Schools Defend Nike in Wake of Williamson’s Injury | Athletic Business

Schools Defend Nike in Wake of Williamson’s Injury

The implications of Zion Williamson’s shoe blowout and resulting injury Wednesday night were felt far and wide across the world of college basketball.

As shares of Nike tanked Thursday and the company shed almost $1.1 billion in valuation, schools whose players wear Nike and, in at least one case, the same shoe that Williamson was wearing — the Nike PG 2.5 — came out in support of the brand’s apparel. 

A number of players at Middle Tennessee have worn the shoe at some time during this season, a spokesperson for MTSU told the Murfreesboro Daily News Journal“Nike has made a tremendous product for years and you think about how many basketball games were played on (Wednesday) alone wearing those shoes," the spokesperson said. "I think their track record really shines as being the leader in the footwear industry, and I’m confident that they’ll look and see whatever caused (Wednesday's) problem and correct it."

Vanderbilt, Tennessee and Memphis also released statements saying they’re not concerned about their players wearing Nike shoes going forward.

"We are in continuous conversations with our apparel partners to ensure that the best and safest products are provided for our student-athletes to perform at a championship level," a Vanderbilt statement said. "Vanderbilt is proud of its great partnership with Nike, we and look forward to continuing our relationship for many years to come." 

For its part, Nike apologized and said it's looking into the matter. 

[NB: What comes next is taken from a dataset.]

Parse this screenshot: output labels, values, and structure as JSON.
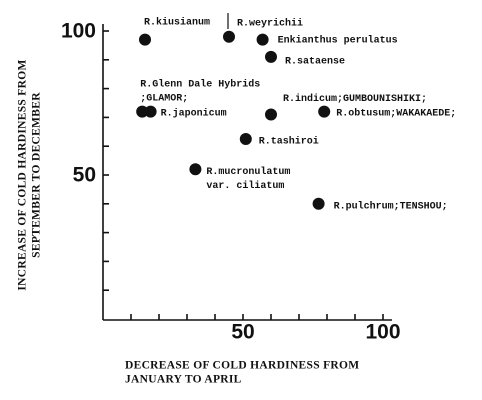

"We are obviously concerned and want to wish Zion a speedy recovery," Nike said in a statement. "The quality and performance of our products are of utmost importance. While this is an isolated occurrence, we are working to identify the issue."

Former NBA star Charles Barkley, a paid spokesman for Nike, defended the company's shoes on NBA on TNT, going so far as to place some of the blame for the mishap on Williamson himself.  

"I hate the people who are trying to talk about Nike. Yes, I'm on Nike's payroll. We don't have no problem with our shoes," Barkley said. "We have about the best shoes ever. This was a fluke thing, or our shoe would do that all the time. The rumor now is he's been playing in the same pair of basketball shoes all year. You don’t do that. I used to switch up every week."

The projected No. 1 draft pick’s injury brings to the surface a number of issues facing the world of high school and college basketball. Coming as the injury did on the same day that the NBA proposed lowering the draft age to 18, the incident highlights the big money involved in apparel contracts and the fact that college players don’t get paid.

It's partly for that reason that some are asking whether the smart move for Williamson would be to sit for the rest of the season and not risk further injuring his knee before the draft. For his part, Barkley panned the idea, saying people are too concerned about money and noting that Michael Jordan, Tim Duncan and Magic Johnson, among others, all played multiple years in college.

"I don’t ever want to see anybody get hurt. This kid looks like he's going to be a fantastic player," Barkley said. "But I get so mad when people act like money's the only thing that matters in the world. Like, 'Oh dude, you're going to go in the NBA. Don't play.’ I mean, that's ridiculous."